Recent advances in immuno-oncology have led to spectacular responses to immunotherapy (IO) (Rao et al., 2019). However, the majority of patients do not respond to these treatments. Clinicians, supported by recent research, now seem to be turning to therapeutic strategies combining not only IO and targeted therapies, but also conventional treatments such as radiotherapy (RT) and chemotherapy (CT) (Meric-Bernstam et al., 2021). Chemoradiation (CRT) represents a standard curative treatment for several locally advanced cancers including rectal, lung, and head and neck cancers (Rallis et al., 2021). According to the American Cancer Society, 35% in advanced stage of non-small cell lung cancers (stages III/IV) and 6% in localized stage (stages I/II) are treated with CRT in the United States.

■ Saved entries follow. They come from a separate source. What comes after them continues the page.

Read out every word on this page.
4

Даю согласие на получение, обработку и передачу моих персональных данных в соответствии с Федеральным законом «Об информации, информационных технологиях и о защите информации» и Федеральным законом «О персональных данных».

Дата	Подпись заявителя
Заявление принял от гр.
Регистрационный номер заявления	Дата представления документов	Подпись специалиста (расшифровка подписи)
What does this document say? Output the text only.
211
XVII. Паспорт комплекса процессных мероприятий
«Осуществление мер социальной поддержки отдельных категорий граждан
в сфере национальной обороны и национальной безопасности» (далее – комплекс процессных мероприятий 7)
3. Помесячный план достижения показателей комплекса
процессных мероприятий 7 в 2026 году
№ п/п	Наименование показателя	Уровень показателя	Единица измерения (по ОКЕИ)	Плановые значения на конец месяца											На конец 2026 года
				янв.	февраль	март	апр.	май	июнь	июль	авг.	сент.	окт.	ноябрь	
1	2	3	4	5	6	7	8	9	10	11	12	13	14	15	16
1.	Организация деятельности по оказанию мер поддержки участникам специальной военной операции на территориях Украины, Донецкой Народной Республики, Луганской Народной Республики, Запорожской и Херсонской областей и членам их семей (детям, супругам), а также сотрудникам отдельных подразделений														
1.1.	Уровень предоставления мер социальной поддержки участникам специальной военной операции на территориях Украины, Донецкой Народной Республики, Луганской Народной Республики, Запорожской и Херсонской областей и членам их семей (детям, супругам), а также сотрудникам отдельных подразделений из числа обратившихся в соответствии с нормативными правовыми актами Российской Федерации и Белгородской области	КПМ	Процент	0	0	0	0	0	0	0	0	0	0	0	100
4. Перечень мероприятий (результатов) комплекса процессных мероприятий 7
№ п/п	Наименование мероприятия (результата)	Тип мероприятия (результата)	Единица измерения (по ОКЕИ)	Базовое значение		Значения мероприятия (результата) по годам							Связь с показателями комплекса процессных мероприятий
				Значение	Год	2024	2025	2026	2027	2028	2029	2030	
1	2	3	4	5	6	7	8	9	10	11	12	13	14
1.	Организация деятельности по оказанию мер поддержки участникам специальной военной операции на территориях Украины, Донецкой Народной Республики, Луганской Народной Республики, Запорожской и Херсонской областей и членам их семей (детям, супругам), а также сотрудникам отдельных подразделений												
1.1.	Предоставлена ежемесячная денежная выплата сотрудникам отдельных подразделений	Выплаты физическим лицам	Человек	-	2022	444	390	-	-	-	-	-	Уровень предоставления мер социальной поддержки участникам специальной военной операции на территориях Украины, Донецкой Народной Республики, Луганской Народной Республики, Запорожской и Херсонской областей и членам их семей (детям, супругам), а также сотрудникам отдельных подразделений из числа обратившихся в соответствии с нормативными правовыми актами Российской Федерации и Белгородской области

RT and CT immune effects as monotherapies are widely described which is not the case for CRT (Zitvogel et al., 2013). Understanding CRT effects could help to overcome the resistance mechanisms often observed with IO and potentially reversible by combining CRT with other therapies (Vasan et al., 2019). In this review, we will describe the immunological effects induced by these combinations. Overall, CRT effects depend on the CT used the modalities of RT (Boustani et al., 2021a), and also the cancer-treated histology. Throughout this review, it should be kept in mind that the combined result of these two therapies is not only the addition or synergy of effect. Indeed, we propose a more complex model associating at the same time individual effects coming from each monotherapy but also effects only found during the combination (Fig. 1).